Culture

Victor Vasarely, ou l’utopie rentrée dans le décor

Auteur : Olivier Olgan
Article publié le

Omniprésent dans la culture Pop des 70’s, de la pochette de livre aux monumentales fresques citadines, l’oeuvre de Victor Vasarely a muté l’art en design. La toute première rétrospective que lui consacre le Centre Pompidou confirme l’accessibilité populaire de son alphabet visuel mais également que d’être trop de son temps prend le risque de passer de mode.

Pour les plus de quarante ans, les créations de Vasarely sont comme une madeleine de Proust, un retour au triomphe du design pop des ’30 Glorieuses’. Après les premières salles d’apprentissage, le visiteur est comme happé par une machine à remonter le temps, celle des golden 70’, de la fusion de l’Op’Art dont Vasarely fut le magicien et du pop art. Ce temps où tout le quotidien s’habillait partout de son alphabet géométrique revit dans le parcours richement illustré : des logos de marques (Renault) aux reliefs cristallins sur moquette orange, des couvertures d’albums pop aux vidéos des fresques murales créées partout dans le monde.

La reconstitution de la salle à manger de la Deutsche Bundesbank à Francfort confirme l’utopie de l’union des Arts, théorisée par le Bauhaus et Le Corbusier. Photo © Olivier Olgan

Ce que les générations d’aujourd’hui découvrent avec fascination dans ce parcours visuellement passionnant, c’est que Vasarely a « transformé » (au sens rugbylistique) ce que toute l’avant-garde utopiste du début du XXe siècle – Malevitch et Mondrian en tête – avait rêvé : installer l’art en dehors des murs du salon, pour la rue, pour la ville entière.
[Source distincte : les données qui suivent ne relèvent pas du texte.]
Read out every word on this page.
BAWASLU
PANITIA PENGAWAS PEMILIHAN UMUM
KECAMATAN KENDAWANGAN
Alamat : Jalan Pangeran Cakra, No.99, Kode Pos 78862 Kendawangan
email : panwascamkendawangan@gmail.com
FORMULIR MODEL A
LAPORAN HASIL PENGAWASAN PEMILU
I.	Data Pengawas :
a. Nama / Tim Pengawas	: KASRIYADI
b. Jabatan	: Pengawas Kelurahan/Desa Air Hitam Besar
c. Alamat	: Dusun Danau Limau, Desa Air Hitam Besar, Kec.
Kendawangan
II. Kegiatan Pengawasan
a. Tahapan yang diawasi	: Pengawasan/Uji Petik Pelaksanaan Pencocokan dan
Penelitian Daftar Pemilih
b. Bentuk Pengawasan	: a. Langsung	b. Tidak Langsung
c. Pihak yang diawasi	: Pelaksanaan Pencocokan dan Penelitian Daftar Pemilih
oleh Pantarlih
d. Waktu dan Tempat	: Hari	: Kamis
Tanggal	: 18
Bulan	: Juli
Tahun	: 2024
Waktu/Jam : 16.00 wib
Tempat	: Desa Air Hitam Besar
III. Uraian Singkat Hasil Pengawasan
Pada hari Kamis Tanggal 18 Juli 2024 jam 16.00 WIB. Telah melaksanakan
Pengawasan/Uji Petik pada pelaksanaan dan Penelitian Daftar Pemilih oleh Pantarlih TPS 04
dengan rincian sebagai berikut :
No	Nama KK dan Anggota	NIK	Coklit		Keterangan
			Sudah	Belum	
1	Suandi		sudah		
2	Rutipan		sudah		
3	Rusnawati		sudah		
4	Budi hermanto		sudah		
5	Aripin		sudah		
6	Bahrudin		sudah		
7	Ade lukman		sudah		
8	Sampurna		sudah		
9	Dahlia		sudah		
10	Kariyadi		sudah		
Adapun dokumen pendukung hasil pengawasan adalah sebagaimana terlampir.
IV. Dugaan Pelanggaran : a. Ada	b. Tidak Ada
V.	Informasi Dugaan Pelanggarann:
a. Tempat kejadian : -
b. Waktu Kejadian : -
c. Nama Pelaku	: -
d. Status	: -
Michel Gauthier, co-commissaire de l’exposition avance le remarquable Hors série Connaissance des Arts qu’il « a ainsi rompu avec une forme de religiosité de l’art, lié au tableau de chevalet, livré au regard des amateurs entre les murs du salon bourgeois». Pour le meilleur mais pour un temps.

« Blanc et noir, affirmait Vasarely, c’est l’indestructibilité de la pensée-art et donc la pérennité de l’oeuvre dans sa forme originelle. » Photo © Olivier Olgan

Un plasticien pétri des utopies des avant-gardes et de la science de son temps

Retour aux sources. Après deux années de médecine avortées, dont il gardera le goût de la méthode et de l’objectivité, Victor Vaserely (1908 – 1979) se convainc que les deux expressions créatives de l’homme, l’art et la science nourrissent notre imaginaire. Les années passées au sein de l’Académie Mühely de Budapest, une imitation hongroise de Bauhaus de Weimar le confortent que l’art doit être se fondre au service de la communauté dans la vie quotidienne. Installé à Paris en 1930, il développe logiquement une carrière de graphique et de dessinateur industriel, qui lui permet de dépasser de la peinture de chevalet.  Sa fascination pour la cybernétique et ses prolongements scientifiques le fait basculer dans l’art géométrique. De ses séries en blanc et noir, il revendique : « c’est le langage binaire de la cybernétique, permettant la constitution d’une banque plastique dans des cerveaux électroniques. Blanc et noir, c’est l’indestructibilité de la pensée-art. »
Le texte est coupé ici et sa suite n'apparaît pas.